## Behavior Cloning Policy Training Example

In [1]:
import os
import sys

import numpy as np
import pandas as pd

import torch

from tqdm import tqdm

# get the current script's directory
current_directory = os.path.dirname(os.path.abspath(__file__)) if "__file__" in locals() else os.getcwd()
# get the parent directory
parent_directory = os.path.dirname(current_directory)
# Add the parent directory to the sys.path
sys.path.append(parent_directory)

from utils import common, constants
from utils.config import Config
from utils.dataset_loader import PolicyDatasetLoader

from models.policy_model import RobotPolicy

In [2]:
current_path = os.getcwd()
parent_path = os.path.dirname(current_path)
grand_parent_path = os.path.dirname(parent_path)

In [3]:
results_path = os.path.join(grand_parent_path, "results")

In [4]:
dataset_path = os.path.join(grand_parent_path, "dataset")
demo_path = os.path.join(dataset_path, "human_demonstrations")

In [5]:
# collected dataset folder name in ("dataset \\ human_demonstrations \\ collection_date")
collection_date = "2024_01_23" # year_month_day

In [6]:
dataset_folder = os.path.join(demo_path,
                              collection_date)

In [7]:
json_files = os.listdir(dataset_folder + "\\jsons")

In [8]:
column_names = constants.COLUMN_NAMES

# Test

In [9]:
configs = Config()
# call the parameters method to set the parameters
configs.parameters()

Current Time:  Jan_27_2024-15_52_49


In [10]:
device = torch.device("cuda" if torch.cuda.is_available() else "cpu")
print("Training Device: ", device)
configs.device = device

Training Device:  cpu


In [11]:
model_directory = os.path.join(results_path, "policy_network_params")
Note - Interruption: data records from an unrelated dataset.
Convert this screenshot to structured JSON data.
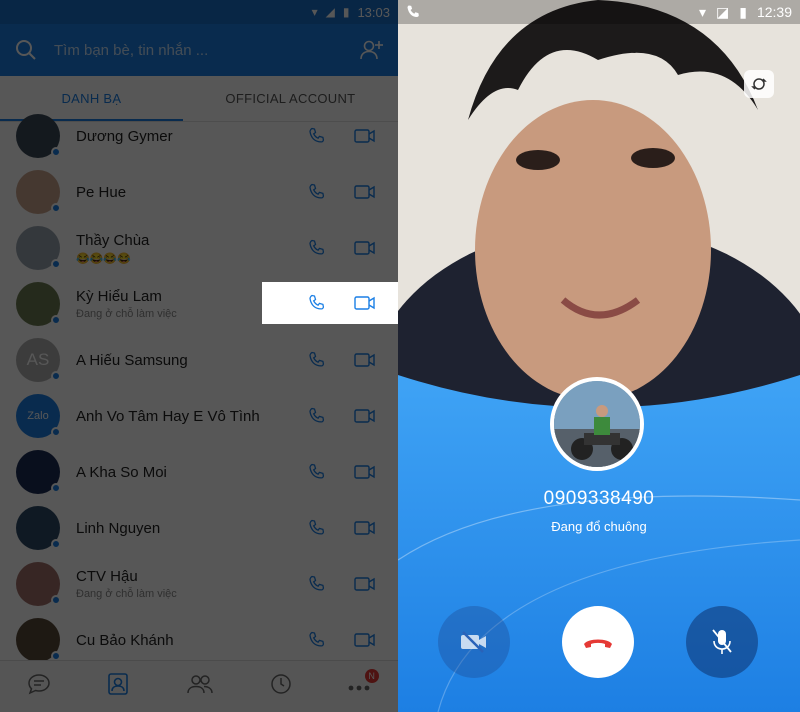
{
  "left": {
    "status_time": "13:03",
    "search_placeholder": "Tìm bạn bè, tin nhắn ...",
    "tabs": [
      "DANH BẠ",
      "OFFICIAL ACCOUNT"
    ],
    "contacts": [
      {
        "name": "Dương Gymer",
        "sub": "",
        "avatar_color": "#3b4a5a",
        "initials": ""
      },
      {
        "name": "Pe Hue",
        "sub": "",
        "avatar_color": "#c9a48e",
        "initials": ""
      },
      {
        "name": "Thầy Chùa",
        "sub": "😂😂😂😂",
        "avatar_color": "#9aa5b1",
        "initials": ""
      },
      {
        "name": "Kỳ Hiểu Lam",
        "sub": "Đang ở chỗ làm việc",
        "avatar_color": "#6e7d52",
        "initials": ""
      },
      {
        "name": "A Hiếu Samsung",
        "sub": "",
        "avatar_color": "#b0b0b0",
        "initials": "AS"
      },
      {
        "name": "Anh Vo Tâm Hay E Vô Tình",
        "sub": "",
        "avatar_color": "#1b7fe5",
        "initials": "Zalo"
      },
      {
        "name": "A Kha So Moi",
        "sub": "",
        "avatar_color": "#1d2d55",
        "initials": ""
      },
      {
        "name": "Linh Nguyen",
        "sub": "",
        "avatar_color": "#2e4a66",
        "initials": ""
      },
      {
        "name": "CTV Hậu",
        "sub": "Đang ở chỗ làm việc",
        "avatar_color": "#a26f6a",
        "initials": ""
      },
      {
        "name": "Cu Bảo Khánh",
        "sub": "",
        "avatar_color": "#5a4a3a",
        "initials": ""
      }
    ],
    "nav_badge": "N"
  },
  "right": {
    "status_time": "12:39",
    "phone_number": "0909338490",
    "call_status": "Đang đổ chuông"
  }
}
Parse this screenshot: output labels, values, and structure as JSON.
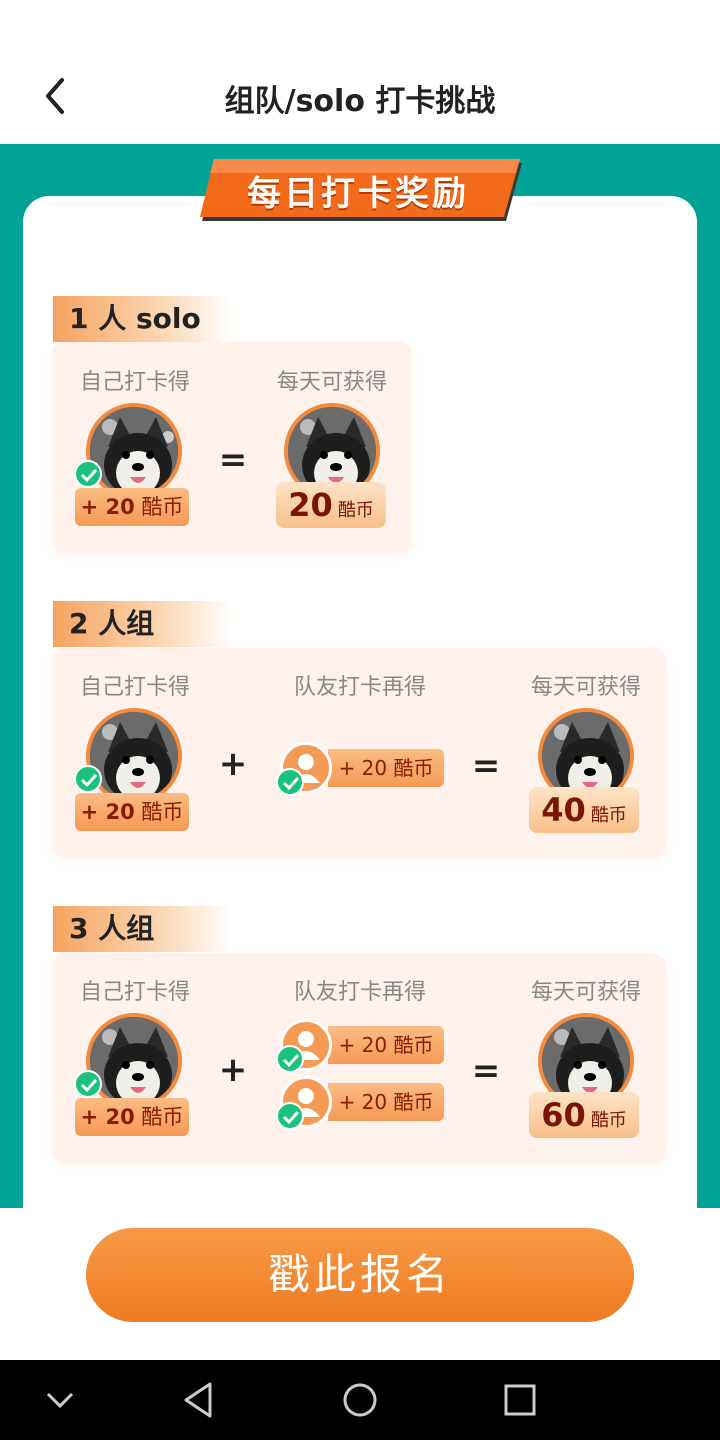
{
  "header": {
    "title": "组队/solo 打卡挑战"
  },
  "banner": {
    "text": "每日打卡奖励"
  },
  "sections": [
    {
      "label": "1 人 solo",
      "self_caption": "自己打卡得",
      "self_reward": "+ 20",
      "unit": "酷币",
      "total_caption": "每天可获得",
      "total": "20",
      "op_equals": "="
    },
    {
      "label": "2 人组",
      "self_caption": "自己打卡得",
      "self_reward": "+ 20",
      "unit": "酷币",
      "mate_caption": "队友打卡再得",
      "mate_rewards": [
        "+ 20 酷币"
      ],
      "total_caption": "每天可获得",
      "total": "40",
      "op_plus": "+",
      "op_equals": "="
    },
    {
      "label": "3 人组",
      "self_caption": "自己打卡得",
      "self_reward": "+ 20",
      "unit": "酷币",
      "mate_caption": "队友打卡再得",
      "mate_rewards": [
        "+ 20 酷币",
        "+ 20 酷币"
      ],
      "total_caption": "每天可获得",
      "total": "60",
      "op_plus": "+",
      "op_equals": "="
    }
  ],
  "signup_button": "戳此报名",
  "colors": {
    "teal": "#00a396",
    "orange": "#ee7b22",
    "check": "#19c27f"
  }
}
if not os.path.exists(model_directory):
    os.makedirs(model_directory)

In [12]:
saving_path = configs.model_saving_path(directory=model_directory)

In [13]:
json_path = os.path.join(dataset_folder + "\\jsons", json_files[0])

In [14]:
training_data = PolicyDatasetLoader(demo_data_json_paths=[json_path])
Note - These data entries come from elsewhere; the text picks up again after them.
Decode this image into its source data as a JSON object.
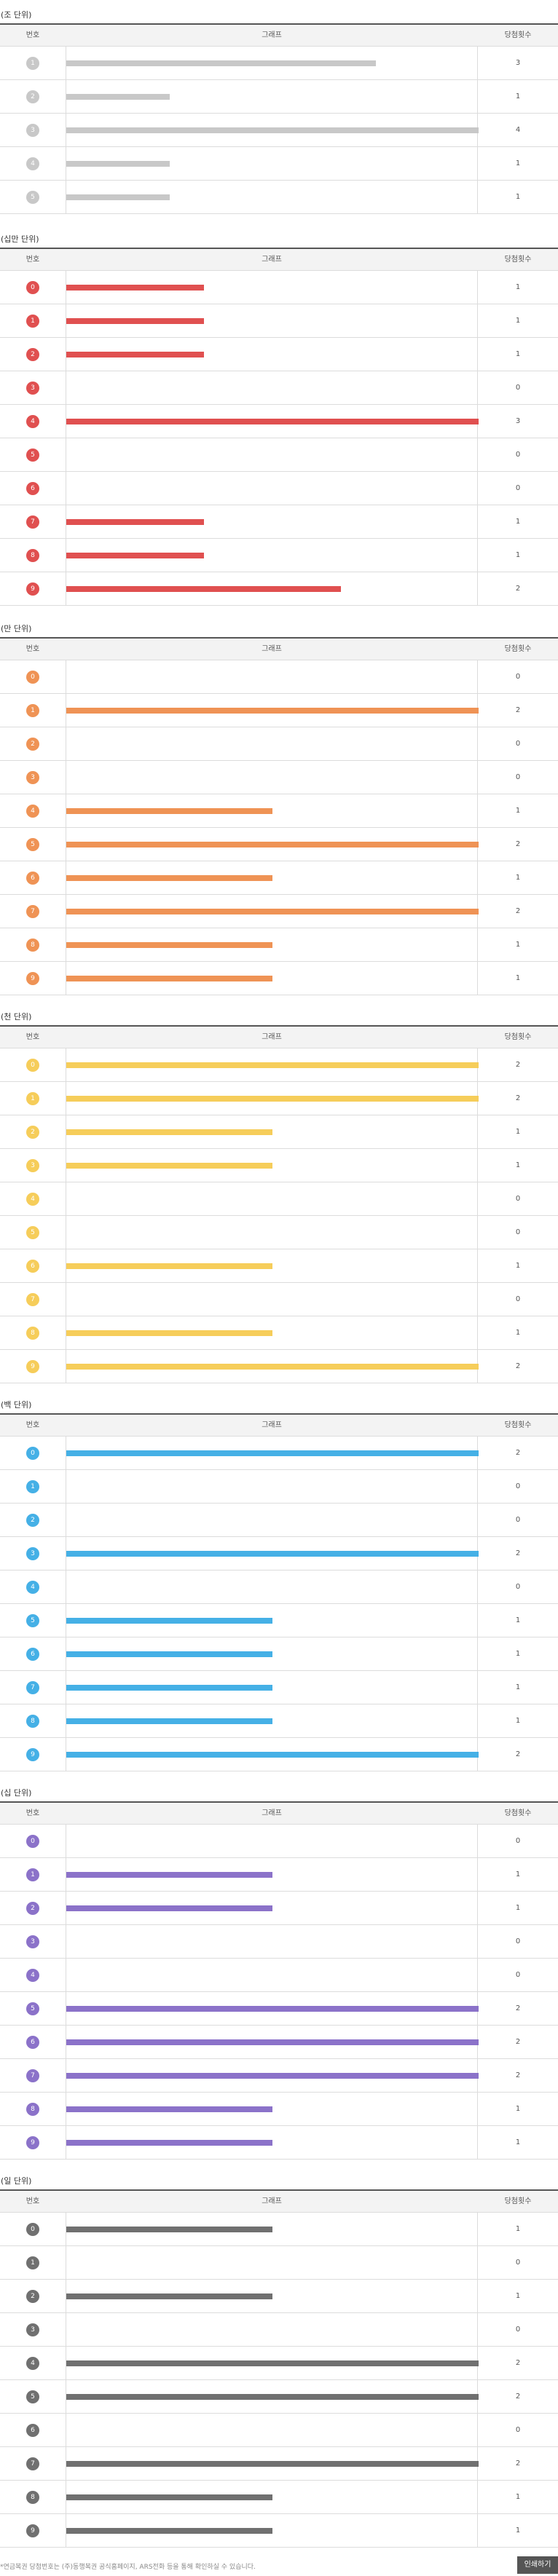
{
  "table_header": {
    "number": "번호",
    "graph": "그래프",
    "count": "당첨횟수"
  },
  "footer": {
    "note": "*연금복권 당첨번호는 (주)동행복권 공식홈페이지, ARS전화 등을 통해 확인하실 수 있습니다.",
    "print_label": "인쇄하기"
  },
  "chart_data": [
    {
      "type": "bar",
      "title": "(조 단위)",
      "color": "#c8c8c8",
      "categories": [
        "1",
        "2",
        "3",
        "4",
        "5"
      ],
      "values": [
        3,
        1,
        4,
        1,
        1
      ],
      "xlim": [
        0,
        4
      ]
    },
    {
      "type": "bar",
      "title": "(십만 단위)",
      "color": "#e05050",
      "categories": [
        "0",
        "1",
        "2",
        "3",
        "4",
        "5",
        "6",
        "7",
        "8",
        "9"
      ],
      "values": [
        1,
        1,
        1,
        0,
        3,
        0,
        0,
        1,
        1,
        2
      ],
      "xlim": [
        0,
        3
      ]
    },
    {
      "type": "bar",
      "title": "(만 단위)",
      "color": "#ef9355",
      "categories": [
        "0",
        "1",
        "2",
        "3",
        "4",
        "5",
        "6",
        "7",
        "8",
        "9"
      ],
      "values": [
        0,
        2,
        0,
        0,
        1,
        2,
        1,
        2,
        1,
        1
      ],
      "xlim": [
        0,
        2
      ]
    },
    {
      "type": "bar",
      "title": "(천 단위)",
      "color": "#f6cd5a",
      "categories": [
        "0",
        "1",
        "2",
        "3",
        "4",
        "5",
        "6",
        "7",
        "8",
        "9"
      ],
      "values": [
        2,
        2,
        1,
        1,
        0,
        0,
        1,
        0,
        1,
        2
      ],
      "xlim": [
        0,
        2
      ]
    },
    {
      "type": "bar",
      "title": "(백 단위)",
      "color": "#45b0e6",
      "categories": [
        "0",
        "1",
        "2",
        "3",
        "4",
        "5",
        "6",
        "7",
        "8",
        "9"
      ],
      "values": [
        2,
        0,
        0,
        2,
        0,
        1,
        1,
        1,
        1,
        2
      ],
      "xlim": [
        0,
        2
      ]
    },
    {
      "type": "bar",
      "title": "(십 단위)",
      "color": "#8b72c9",
      "categories": [
        "0",
        "1",
        "2",
        "3",
        "4",
        "5",
        "6",
        "7",
        "8",
        "9"
      ],
      "values": [
        0,
        1,
        1,
        0,
        0,
        2,
        2,
        2,
        1,
        1
      ],
      "xlim": [
        0,
        2
      ]
    },
    {
      "type": "bar",
      "title": "(일 단위)",
      "color": "#707070",
      "categories": [
        "0",
        "1",
        "2",
        "3",
        "4",
        "5",
        "6",
        "7",
        "8",
        "9"
      ],
      "values": [
        1,
        0,
        1,
        0,
        2,
        2,
        0,
        2,
        1,
        1
      ],
      "xlim": [
        0,
        2
      ]
    }
  ]
}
Number of Trajectories:  1
Each Trajectory Length:  8
Full Demo Dataset Size:  8


In [15]:
torch_loader = torch.utils.data.DataLoader(training_data,
                                           batch_size=configs.batch_size,
                                           shuffle=configs.data_shuffle,
                                           num_workers=configs.num_workers)
torch_loader

<torch.utils.data.dataloader.DataLoader at 0x1e134282530>

In [16]:
policy_network = RobotPolicy(state_size=configs.state_size,
                             hidden_size=configs.hidden_size,
                             out_size=configs.action_size,
                             device=configs.device)
policy_network

RobotPolicy(
  (policy): Sequential(
    (0): Linear(in_features=4, out_features=64, bias=True)
    (1): ReLU()
    (2): Linear(in_features=64, out_features=64, bias=True)
    (3): ReLU()
    (4): Linear(in_features=64, out_features=3, bias=True)
    (5): Tanh()
  )
)

In [17]:
# mean squared error loss
criterion = torch.nn.MSELoss()

In [18]:
# adam optimizer
optimizer = torch.optim.Adam(policy_network.parameters(),
                             lr=0.001)

In [19]:
num_epochs = 2

In [20]:
for epoch in range(num_epochs):
    
    # loop through each batch inside the dataset
    for sample in tqdm(torch_loader):
        
        # get batch of data
        state_input, action_output = sample
        
        # forward pass
        action_predictions = policy_network.forward(x=state_input)
        
        # compute mse loss
        loss = criterion(action_predictions, action_output)
        
        # backward pass and optimization
        optimizer.zero_grad()
        loss.backward()
        optimizer.step()
        
        print(f"Epoch {epoch + 1}/{num_epochs}, Loss: {loss.item()}")
    
    # save the action prediction model after each epoch
    filename = f"policy_network_epoch_{epoch + 1}.pt"
    torch.save(obj=policy_network.state_dict(),
               f=os.path.join(saving_path, filename))

100%|███████████████████████████████████████████████████████████████████████████████████| 4/4 [00:00<00:00, 403.18it/s]


Epoch 1/2, Loss: 0.09494465589523315
Epoch 1/2, Loss: 0.09170800447463989
Epoch 1/2, Loss: 0.08233990520238876
Epoch 1/2, Loss: 0.06857556849718094


100%|██████████████████████████████████████████████████████████████████████████████████| 4/4 [00:00<00:00, 1997.53it/s]

Epoch 2/2, Loss: 0.05991328880190849
Epoch 2/2, Loss: 0.060775965452194214
Epoch 2/2, Loss: 0.05463934317231178
Epoch 2/2, Loss: 0.07716011255979538